La Statue Vivante

Texte écrit dans le cadre d’un collectif d’écriture, le Groupe Sans Nom, en 2014.

Comme toujours, il va acheter à manger. Dans le centre commercial, y a les vieilles dames qui tirent leurs cabas à roulette, les mères avec leur poussette et les mêmes personnes attablées au café du hall sous les néons. Ils ont le visage marqué, le regard jaune, comme si ces gens s’étaient perdus, à force, dans un sentiment de vacuité.

Sur le chemin du centre commercial, il y a toujours cette statue qui attire son regard. Un homme déguisé dans un habit de couleur métallique, un maquillage gris sur le visage. L’homme force l’attention, coincé dans son immobilité.
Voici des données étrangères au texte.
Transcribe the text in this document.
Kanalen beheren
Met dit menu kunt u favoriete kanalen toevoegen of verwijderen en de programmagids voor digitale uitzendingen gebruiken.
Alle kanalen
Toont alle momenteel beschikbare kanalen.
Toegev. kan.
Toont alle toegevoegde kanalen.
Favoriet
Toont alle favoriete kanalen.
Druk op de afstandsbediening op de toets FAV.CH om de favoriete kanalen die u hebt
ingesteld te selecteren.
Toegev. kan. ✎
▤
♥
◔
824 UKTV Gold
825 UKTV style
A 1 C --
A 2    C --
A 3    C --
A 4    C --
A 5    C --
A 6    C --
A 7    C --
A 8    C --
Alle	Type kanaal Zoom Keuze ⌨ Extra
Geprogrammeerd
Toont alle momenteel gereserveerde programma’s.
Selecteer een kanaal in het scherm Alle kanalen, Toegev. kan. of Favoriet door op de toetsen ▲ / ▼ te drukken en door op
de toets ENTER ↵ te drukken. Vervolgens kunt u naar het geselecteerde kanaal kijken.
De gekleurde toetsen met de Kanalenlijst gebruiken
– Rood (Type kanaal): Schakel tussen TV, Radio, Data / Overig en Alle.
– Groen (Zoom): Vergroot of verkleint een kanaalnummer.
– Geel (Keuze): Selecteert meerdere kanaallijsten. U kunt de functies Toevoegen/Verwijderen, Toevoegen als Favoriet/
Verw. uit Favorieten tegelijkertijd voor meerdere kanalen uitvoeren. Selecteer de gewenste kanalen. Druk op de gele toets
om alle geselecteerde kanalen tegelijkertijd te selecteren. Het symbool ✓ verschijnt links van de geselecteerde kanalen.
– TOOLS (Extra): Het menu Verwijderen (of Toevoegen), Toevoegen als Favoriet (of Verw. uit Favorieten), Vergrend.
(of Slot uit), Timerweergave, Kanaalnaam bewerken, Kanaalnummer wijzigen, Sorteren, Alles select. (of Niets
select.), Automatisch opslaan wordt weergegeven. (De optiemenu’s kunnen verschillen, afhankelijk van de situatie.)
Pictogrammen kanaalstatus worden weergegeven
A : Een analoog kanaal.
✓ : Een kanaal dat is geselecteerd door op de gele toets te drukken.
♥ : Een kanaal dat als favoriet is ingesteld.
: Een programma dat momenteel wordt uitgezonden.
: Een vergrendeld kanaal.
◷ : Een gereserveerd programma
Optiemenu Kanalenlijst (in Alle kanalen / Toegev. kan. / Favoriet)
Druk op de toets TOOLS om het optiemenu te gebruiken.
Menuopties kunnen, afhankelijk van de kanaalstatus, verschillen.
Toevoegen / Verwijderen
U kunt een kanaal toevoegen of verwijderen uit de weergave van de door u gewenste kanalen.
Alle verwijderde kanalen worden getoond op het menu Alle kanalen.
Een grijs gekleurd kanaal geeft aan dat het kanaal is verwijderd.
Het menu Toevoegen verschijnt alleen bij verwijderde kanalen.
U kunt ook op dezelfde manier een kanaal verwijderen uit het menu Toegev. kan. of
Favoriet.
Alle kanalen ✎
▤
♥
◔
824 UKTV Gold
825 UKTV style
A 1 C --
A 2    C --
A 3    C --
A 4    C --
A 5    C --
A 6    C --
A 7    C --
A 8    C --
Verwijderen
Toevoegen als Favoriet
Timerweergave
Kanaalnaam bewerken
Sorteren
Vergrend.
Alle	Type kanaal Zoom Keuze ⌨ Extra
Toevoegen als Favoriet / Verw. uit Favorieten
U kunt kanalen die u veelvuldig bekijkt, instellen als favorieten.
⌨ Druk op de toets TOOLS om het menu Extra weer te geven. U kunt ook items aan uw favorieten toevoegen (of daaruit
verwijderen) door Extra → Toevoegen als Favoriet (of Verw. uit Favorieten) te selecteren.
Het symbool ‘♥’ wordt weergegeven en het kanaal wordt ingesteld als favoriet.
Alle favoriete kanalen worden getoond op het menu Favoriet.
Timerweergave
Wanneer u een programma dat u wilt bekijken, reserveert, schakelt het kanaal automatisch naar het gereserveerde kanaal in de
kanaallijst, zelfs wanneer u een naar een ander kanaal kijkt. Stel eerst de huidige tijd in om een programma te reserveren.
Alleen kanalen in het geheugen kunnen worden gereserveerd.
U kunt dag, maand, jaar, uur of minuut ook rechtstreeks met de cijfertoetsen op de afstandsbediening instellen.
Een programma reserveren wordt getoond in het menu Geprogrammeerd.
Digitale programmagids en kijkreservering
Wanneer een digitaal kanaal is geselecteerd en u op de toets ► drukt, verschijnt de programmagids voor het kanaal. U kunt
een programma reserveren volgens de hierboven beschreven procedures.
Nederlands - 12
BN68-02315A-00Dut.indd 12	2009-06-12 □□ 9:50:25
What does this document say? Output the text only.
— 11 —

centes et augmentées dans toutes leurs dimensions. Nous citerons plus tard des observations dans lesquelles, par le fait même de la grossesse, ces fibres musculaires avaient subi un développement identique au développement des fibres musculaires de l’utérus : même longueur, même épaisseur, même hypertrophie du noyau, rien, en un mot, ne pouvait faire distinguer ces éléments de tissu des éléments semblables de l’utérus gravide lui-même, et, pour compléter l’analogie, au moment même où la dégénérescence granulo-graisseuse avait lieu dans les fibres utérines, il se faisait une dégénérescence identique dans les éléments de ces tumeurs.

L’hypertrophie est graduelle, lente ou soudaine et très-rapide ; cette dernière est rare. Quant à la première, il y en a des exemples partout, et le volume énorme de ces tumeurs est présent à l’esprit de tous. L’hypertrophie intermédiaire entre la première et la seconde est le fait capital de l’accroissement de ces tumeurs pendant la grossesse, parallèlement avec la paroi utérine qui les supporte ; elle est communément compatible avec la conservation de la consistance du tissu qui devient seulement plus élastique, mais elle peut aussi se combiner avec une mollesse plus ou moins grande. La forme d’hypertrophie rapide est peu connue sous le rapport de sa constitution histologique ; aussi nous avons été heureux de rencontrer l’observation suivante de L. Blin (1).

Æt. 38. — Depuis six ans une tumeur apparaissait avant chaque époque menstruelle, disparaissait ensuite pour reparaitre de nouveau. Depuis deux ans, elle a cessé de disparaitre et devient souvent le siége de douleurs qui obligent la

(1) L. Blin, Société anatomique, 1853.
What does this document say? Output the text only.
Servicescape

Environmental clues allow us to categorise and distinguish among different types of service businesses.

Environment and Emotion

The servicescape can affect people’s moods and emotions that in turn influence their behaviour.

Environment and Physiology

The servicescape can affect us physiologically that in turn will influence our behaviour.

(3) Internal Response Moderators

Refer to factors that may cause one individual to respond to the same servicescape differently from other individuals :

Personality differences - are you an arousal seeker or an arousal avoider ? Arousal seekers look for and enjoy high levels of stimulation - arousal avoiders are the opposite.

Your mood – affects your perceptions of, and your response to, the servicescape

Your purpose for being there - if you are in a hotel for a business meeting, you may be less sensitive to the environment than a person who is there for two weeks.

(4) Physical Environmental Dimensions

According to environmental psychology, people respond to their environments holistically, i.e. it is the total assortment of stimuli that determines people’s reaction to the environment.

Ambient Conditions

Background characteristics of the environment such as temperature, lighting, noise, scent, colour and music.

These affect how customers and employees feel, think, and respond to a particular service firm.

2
Il le fixe, donc, comme tous les passants, afin de déceler une respiration qui ferait gonfler légèrement la poitrine ou apercevoir un battement de cil, n’importe quel mouvement en fait qui le rassurerait sur la nature humaine de cette statue vivante.

Mais à force, les jours passent, il ne l’observe plus. Pire, le saltimbanque s’efface, il disparaît dans le mobilier urbain, prostré entre l’arrêt de bus et l’entrée de la bibliothèque municipale. Au bout des dixièmes courses déjà dans le même centre commercial, il ne voit plus non plus les femmes avec leurs enfants, les grand-mères et leurs chariots au ralenti. Il a mis de la musique fort dans ses oreilles au moment de partir. Il marche tel un automate vers la satisfaction future de son estomac, calé au rythme qui l’a fait décoller vers un ailleurs qui le sort de ce quotidien.

Soudain, un détail capte son attention. Sa musique s’arrête, il entend d’un coup le caniche qui aboie, les discussions des gens attablés au café du hall du centre commercial. Le monsieur qui fait la statue vivante est là, appuyé sur la barrière des escaliers. Il mange un sandwich, toujours habillé et maquillé de ce gris métallique. Il a un air nonchalant, celui-là même des gens au regard jaune assis au café du hall du centre commercial.